Justifier le sort prévu des animaux à l’issue de la procédure.

Tous les animaux seront mis à mort pour collecter les tissus, puisqu’il faudra analyser les lésions générées par l’endométriose et comparer les différents groupes de traitements.

Application de la règle des "3R"

1. Remplacement

3R / Remplacement :

L’endométriose est une maladie qui fait intervenir de nombreux processus cellulaires et de nombreuses interactions tissulaires entre organes. En effet, l’endométriose est une maladie qui a pour origine la présence de tissu endométrial en dehors de l’utérus. Le seul moyen de l’étudier est donc de mimer la pathologie dans un contexte « corps entier » en apportant expérimentalement un fragment d’utérus là où il ne devrait pas être. Il n’existe à ce jour aucun modèle alternatif en culture cellulaire ou autre.

2. Réduction

3R / Réduction :

Le nombre de groupes et l’effectif de chaque groupe d’animaux ont été réduits au maximum, en se basant sur la littérature et l’utilisation de tests statistiques. Les observations sur la taille et le volume des lésions endométriales et l’amélioration du bien-être des animaux seront analysés avec des méthodes statistiques appropriées, avec des groupes de 12 souris chacun. Les tests utilisés permettent de vérifier si le traitement a un effet réel sur le développement des lésions. La procédure est séparée en 2 lots d’animaux, le second lot ne sera réalisé que dans le cas où le premier lot a montré un effet sur le développement des lésions ou le bien être des animaux.

3. Raffinement

3R / Raffinement :

Les souris ont une période d’habituation aux expérimentateurs qui vont suivre le protocole. Les souris seront élevées et hébergées par groupes, avec un milieu enrichi pour améliorer leur bien-être (maison en carton, coton). Tout au long de notre expérience, le suivi rigoureux des animaux (pesées, suivi post-opératoire etc.) plusieurs fois par semaine permettra la recherche de tout signe de souffrance. Des points limites adaptés sont mis en place au- delà desquels, si aucun moyen de correction de la douleur n’a été efficace, les souris sont mises à mort. Les procédures de chirurgie et les injections sont réalisées par du personnel qualifié afin de réduire au maximum le temps de manipulation et le stress des animaux avec anesthésie et analgésiques adaptés dès que nécessaire.
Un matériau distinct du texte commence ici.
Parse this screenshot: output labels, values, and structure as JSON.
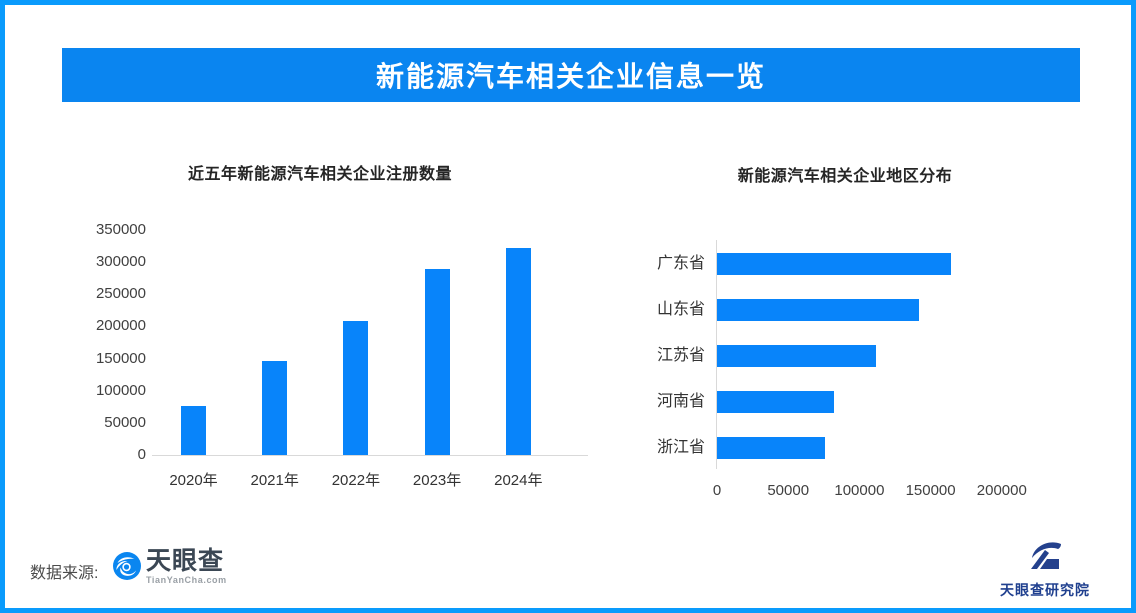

Des mesures de confort sont mises en place : éléments de nidification supplémentaires, tapis chauffant pendant l’anesthésie, nourriture semi- liquide en cas de perte de poids, gel protecteur pour les yeux, et enrichissement des cages après les injections.
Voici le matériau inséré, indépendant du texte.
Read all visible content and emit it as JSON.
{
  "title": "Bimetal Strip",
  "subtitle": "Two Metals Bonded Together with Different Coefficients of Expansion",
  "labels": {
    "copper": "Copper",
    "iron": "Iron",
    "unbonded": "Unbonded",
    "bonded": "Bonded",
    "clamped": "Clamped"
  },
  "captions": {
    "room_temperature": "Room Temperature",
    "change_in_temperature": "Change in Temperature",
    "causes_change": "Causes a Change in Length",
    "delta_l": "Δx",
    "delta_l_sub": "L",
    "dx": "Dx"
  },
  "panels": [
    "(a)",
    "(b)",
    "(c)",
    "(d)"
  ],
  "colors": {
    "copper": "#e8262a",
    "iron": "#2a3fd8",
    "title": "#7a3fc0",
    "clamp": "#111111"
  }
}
Expliquer le choix des espèces et les stades de développement y afférents.

La souris présente l’avantage d’être très similaire à l’homme que ce soit anatomiquement, physiologiquement et génétiquement. En effet, plus de 98% de ses gènes sont identiques à ceux de l’homme. Cette proximité physiologique et génétique permet de récapituler les évènements cellulaires observés chez l’homme et donc de l’utiliser comme modèle d’étude. Dans notre cas, le modèle d’endométriose murin permet de se retrouver dans des conditions physiologiques très proches de celles observées chez les patientes atteintes d’endométriose. De plus, la protéine étudiée n’est pas exprimée dans certaines espèces mais on retrouve une forte ressemblance entre la forme humaine de cette protéine et la forme murine, justifiant encore l’usage des souris. Les souris utilisées dans ce projet sont des souris femelles vierges d’au moins 8 semaines, possédant un utérus mature et fonctionnel.